Le corps d'un élève de 4e, Wan Ahmad Faris Wan Abdul Rahman, a été retrouvé dans les toilettes du Maahad Tahfiz Sains Nurul Aman à Kok Lanas, Kelantan, le 14 décembre 2013. (Photo d'archives)
PETALING JAYA : La famille du regretté Wan Ahmad Faris Wan Abdul Rahman, un étudiant en tahfiz retrouvé mort dans les toilettes du dortoir en 2013, accepte la décision du Bureau du Procureur général (AGC) de classer l'affaire sans suite (NFA).
La mère, Ruhani Hussin, a déclaré qu'ils respectent cette décision, malgré la longue attente pour obtenir justice.
« Nous acceptons et respectons la décision de l'AGC de classer cette affaire sans suite, après que les résultats de l'enquête n'ont permis d'identifier aucun individu pouvant être tenu responsable de la mort du regretté.

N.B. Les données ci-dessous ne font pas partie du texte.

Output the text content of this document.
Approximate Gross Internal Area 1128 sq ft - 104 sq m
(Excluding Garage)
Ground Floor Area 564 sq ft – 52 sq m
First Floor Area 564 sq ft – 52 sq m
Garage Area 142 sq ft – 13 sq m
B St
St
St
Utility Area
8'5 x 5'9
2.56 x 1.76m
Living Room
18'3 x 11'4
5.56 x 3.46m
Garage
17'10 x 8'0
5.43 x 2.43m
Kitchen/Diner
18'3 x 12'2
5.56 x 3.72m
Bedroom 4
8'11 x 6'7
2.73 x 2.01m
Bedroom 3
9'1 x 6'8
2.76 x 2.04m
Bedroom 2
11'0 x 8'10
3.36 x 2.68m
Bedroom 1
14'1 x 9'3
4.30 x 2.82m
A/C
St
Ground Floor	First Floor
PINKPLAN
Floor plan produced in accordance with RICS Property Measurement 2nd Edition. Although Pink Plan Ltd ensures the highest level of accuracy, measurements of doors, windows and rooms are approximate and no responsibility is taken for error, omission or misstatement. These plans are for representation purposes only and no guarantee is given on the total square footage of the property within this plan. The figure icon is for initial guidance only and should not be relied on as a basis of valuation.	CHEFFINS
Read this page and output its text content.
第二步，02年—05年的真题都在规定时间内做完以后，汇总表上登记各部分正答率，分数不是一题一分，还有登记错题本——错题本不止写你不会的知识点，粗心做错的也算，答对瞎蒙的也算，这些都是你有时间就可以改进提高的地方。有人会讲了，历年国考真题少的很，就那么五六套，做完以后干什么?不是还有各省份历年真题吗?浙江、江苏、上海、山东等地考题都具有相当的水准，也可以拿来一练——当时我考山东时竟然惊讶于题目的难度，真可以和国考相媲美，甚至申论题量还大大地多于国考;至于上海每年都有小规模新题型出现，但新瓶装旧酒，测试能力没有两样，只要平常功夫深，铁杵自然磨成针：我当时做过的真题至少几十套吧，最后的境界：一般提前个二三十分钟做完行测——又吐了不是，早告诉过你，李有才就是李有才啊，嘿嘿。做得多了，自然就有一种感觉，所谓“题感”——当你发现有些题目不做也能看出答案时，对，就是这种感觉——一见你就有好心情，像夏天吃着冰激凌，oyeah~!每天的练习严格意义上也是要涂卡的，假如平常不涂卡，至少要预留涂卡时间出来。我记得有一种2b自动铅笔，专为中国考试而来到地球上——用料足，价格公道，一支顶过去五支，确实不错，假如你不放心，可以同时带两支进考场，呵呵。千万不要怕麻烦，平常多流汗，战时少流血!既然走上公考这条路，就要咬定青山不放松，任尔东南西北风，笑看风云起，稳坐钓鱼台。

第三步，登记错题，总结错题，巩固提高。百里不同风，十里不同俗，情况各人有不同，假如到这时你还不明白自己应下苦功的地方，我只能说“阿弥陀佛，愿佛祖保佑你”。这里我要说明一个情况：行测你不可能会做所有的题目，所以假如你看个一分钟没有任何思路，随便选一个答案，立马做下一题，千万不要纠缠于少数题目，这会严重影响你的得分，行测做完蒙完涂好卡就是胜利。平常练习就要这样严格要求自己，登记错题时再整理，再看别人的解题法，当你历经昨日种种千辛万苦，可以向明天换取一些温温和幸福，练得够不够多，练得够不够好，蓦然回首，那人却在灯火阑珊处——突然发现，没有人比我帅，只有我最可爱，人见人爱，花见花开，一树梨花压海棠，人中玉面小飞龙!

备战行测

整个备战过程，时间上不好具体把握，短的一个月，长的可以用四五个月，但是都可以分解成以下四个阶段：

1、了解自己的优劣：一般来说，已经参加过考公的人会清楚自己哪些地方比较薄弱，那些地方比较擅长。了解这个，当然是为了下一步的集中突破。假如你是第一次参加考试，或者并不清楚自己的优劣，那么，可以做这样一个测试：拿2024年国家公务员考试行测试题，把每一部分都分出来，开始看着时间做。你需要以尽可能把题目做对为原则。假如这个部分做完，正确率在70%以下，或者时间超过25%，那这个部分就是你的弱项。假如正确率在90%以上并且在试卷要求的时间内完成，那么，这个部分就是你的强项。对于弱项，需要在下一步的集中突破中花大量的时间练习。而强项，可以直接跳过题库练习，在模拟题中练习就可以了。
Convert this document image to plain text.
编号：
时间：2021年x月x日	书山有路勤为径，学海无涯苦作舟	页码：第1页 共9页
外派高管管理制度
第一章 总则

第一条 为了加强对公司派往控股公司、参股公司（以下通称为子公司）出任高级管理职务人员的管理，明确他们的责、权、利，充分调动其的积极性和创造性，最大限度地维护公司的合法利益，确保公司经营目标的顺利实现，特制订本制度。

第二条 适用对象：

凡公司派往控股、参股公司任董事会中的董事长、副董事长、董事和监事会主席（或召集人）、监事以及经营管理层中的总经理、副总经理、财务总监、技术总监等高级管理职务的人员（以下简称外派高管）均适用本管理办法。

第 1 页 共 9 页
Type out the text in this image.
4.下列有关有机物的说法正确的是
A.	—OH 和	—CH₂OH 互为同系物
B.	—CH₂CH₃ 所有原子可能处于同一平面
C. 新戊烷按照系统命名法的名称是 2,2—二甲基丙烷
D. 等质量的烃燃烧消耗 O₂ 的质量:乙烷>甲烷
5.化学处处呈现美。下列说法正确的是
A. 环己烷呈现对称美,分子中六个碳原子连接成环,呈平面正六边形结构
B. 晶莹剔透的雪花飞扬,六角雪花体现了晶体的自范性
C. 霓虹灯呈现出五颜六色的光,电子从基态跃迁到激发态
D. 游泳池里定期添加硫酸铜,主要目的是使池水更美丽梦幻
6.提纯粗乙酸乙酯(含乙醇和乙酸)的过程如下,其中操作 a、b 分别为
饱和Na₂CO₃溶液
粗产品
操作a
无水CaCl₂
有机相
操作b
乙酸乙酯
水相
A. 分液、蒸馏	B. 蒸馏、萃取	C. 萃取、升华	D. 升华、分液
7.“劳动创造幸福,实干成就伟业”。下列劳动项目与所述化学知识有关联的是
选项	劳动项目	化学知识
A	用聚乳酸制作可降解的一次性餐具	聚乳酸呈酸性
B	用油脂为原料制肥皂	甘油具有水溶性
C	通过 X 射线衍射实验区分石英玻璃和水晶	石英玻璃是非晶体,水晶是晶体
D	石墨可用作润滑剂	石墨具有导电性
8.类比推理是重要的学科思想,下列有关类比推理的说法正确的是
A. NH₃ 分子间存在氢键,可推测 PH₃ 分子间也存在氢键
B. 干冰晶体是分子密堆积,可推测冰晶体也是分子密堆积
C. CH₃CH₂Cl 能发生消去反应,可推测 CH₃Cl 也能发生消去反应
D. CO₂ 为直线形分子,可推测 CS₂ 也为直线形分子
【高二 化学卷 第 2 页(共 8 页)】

« Bien que l'enquête forensique ait identifié la présence de taches de sang provenant de l'ADN d'un autre individu sur les vêtements du regretté, les autorités ont décidé que cette découverte n'était pas suffisante pour identifier l'auteur ou prouver l'implication d'un individu dans la mort du regretté », a-t-elle déclaré selon le Harian Metro.
Ruhani a également exprimé sa gratitude et ses remerciements à l'équipe d'avocats qui ont fourni des services juridiques, des conseils et un grand engagement pour aider la famille tout au long du processus.
« Puisse Allah pardonner, accorder Sa miséricorde au regretté Wan Ahmad Faris et le placer parmi les croyants », a-t-elle ajouté.
En décembre 2013, Wan Ahmad Faris, alors élève de 4e, a été retrouvé pendu dans les toilettes du dortoir du Maahad Tahfiz Sains Nurul Aman, à Kok Lanas.
Les experts forensiques qui ont effectué l'autopsie ont confirmé qu'il s'agissait d'une mort subite sans lien avec des éléments criminels.
Cependant, en juin 2016, le tribunal du coroner a conclu que la mort de Wan Ahmad Faris était causée par les actes d'un individu non identifié.
En août de l'année dernière, le ministre de l'Intérieur, Saifuddin Nasution Ismail, a confirmé que la police rouvrirait le dossier d'enquête sur la mort de l'étudiant en tahfiz.